Journalistisches Ethos gegenüber Suchmaschinen

30. August 2005 von Wolfgang Sommergut

Es gehört zu den journalistischen Prinzipien, Anzeigen klar und deutlich auszuweisen und von redaktionellen Inhalten abzugrenzen (auch wenn immer wieder dagegen verstoßen wird). Bei Web-Publikationen reicht dieser Grundsatz offenbar nicht aus, wie die Kritik von Phil Ringnalda zeigt. Anzeigenkunden bezahlen dort nämlich nicht nur dafür, dass Leser ihre Botschaft wahrnehmen oder einen Banner anklicken. Vielmehr kann der vornehmliche Zweck einer Anzeige auch darin bestehen, die Website der betreffenden Firma im Ranking der Suchmaschinen zu verbessern. Für den menschliche Besucher ist eine solche Anzeige klar als Werbung erkennbar und der Autor bzw. Verleger hält sich formal an journalistische Prinzipien. Aber die Werbung richtet sich gar nicht primär an Leser, sondern an die Robots der Suchmaschinen.

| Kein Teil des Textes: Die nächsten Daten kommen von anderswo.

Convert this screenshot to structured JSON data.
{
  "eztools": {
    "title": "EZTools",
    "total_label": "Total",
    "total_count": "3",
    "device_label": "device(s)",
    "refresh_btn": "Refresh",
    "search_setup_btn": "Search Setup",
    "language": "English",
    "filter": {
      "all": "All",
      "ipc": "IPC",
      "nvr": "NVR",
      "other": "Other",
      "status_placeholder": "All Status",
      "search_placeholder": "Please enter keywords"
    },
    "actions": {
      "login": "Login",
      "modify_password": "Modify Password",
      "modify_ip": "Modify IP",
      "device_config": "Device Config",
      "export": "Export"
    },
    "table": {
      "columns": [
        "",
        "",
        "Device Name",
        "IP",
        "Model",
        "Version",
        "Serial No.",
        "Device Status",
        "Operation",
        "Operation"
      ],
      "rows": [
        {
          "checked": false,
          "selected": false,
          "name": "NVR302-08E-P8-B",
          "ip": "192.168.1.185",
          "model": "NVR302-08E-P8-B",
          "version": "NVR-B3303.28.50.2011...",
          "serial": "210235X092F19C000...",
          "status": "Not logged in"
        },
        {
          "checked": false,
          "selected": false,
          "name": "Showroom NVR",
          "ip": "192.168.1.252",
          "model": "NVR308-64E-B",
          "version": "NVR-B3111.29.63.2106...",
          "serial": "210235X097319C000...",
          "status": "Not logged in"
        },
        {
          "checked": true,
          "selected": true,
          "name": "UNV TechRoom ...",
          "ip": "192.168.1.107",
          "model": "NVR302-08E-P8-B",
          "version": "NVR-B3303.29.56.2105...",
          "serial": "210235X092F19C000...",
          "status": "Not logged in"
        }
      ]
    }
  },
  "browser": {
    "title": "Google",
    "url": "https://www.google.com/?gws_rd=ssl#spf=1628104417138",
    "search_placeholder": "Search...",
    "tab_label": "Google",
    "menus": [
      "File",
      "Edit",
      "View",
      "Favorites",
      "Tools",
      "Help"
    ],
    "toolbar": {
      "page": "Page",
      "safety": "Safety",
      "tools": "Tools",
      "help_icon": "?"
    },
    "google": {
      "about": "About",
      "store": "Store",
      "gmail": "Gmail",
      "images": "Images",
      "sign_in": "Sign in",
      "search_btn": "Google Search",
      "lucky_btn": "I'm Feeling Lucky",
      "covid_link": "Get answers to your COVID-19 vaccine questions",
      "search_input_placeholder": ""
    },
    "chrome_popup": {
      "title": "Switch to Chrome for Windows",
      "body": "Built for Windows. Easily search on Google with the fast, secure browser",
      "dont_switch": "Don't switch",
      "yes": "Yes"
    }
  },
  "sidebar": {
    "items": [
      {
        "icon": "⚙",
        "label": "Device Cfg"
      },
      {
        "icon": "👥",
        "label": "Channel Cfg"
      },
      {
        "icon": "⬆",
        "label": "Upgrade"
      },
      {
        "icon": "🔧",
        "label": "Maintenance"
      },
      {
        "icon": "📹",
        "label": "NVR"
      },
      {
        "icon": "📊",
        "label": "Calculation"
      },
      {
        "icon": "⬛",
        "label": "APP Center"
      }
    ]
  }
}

In der windigen Stellungnahme von O’Reilly fordert deshalb ein Kommentator, dass jede Website auch gegenüber Suchmaschinen zwischen redaktionellen Beiträgen und Werbung unterschieden soll. Das adäquate Mittel dafür ist das Attribut rel="nofollow". Aber wieviele Anzeigen werden in der Praxis so markiert?

Kategorie: Suchmaschinen 5 Kommentare »

5 Antworten zu “Journalistisches Ethos gegenüber Suchmaschinen”

  1. Karl Holzapfel sagt:

    Wie steht es eigentlich mit diesen großen journalistischen Prinzipien für Leute, die bei einer Computerzeitschrift arbeiten, die hauptsächlich von den Firmen finanziert wird, über die sie wöchentlich berichtet?

  2. Fotis Jannidis sagt:

    Ich bin mir nicht sicher, daß die Stellungnahme von Tim O’Reilly wirklich so ‚windig‘ ist. Für den Verlag ist der Verkauf von Webanzeigen doch ein alltäglicher Vorgang. Der Umstand, daß Webanzeigen (wie alle Inhalte in HTML) nicht als solche ausgezeichnet werden können, ist ja nicht die Schuld des Verlags. Das in der Diskussion vorgeschlagene Attribut rel=“nofollow“ ist nun wirklich noch relativ wenig in Verwendung.
    Ich habe eher den Eindruck, daß man O’Reily hier mit einer neuen Technik über den Löffel balbiert hat.
    Den Kommentar von Herrn Holzapfel kann ich nur so verstehen, daß er WS vorwirft auch von Anzeigen zu leben. Das ist nur in Deutschland verwerflich. Der Rest der Welt findet Anzeigen ok, wenn man sie als solche erkennt – und darum ging es wohl in dem Blogbeitrag auch.

  3. Wenn man so subversive Fragen stellt, kann man das offenbar nur unter Angabe einer ungültigen Mail-Adresse tun (und der Name ist wohl auch erfunden).

  4. Karl Holzapfel sagt:

    Herr Jannidis, da haben Sie mich falsch verstanden. Stellen Sie sich vor, der Spiegel würde hauptsächlich von den Anzeigen der politischen Parteien leben. Würden Sie das dann noch als seriösen Journalismus bezeichnen? Also ich nicht. Der O’Reily-Fall ist dagegen ja harmlos. Wer im Glaushaus sitzt, sollte halt nicht mit Steinen werfen.
    Herr Sommergut, soll das eine Ausrede sein? Oder wissen Sie keine Anwort auf meine Frage?

  5. Volker Weber sagt:

    Herr Holzapfel, kommen Sie mal mit einer ernstzunehmenden Mailadresse rüber, dann werden Sie vielleicht auch ernst genommen.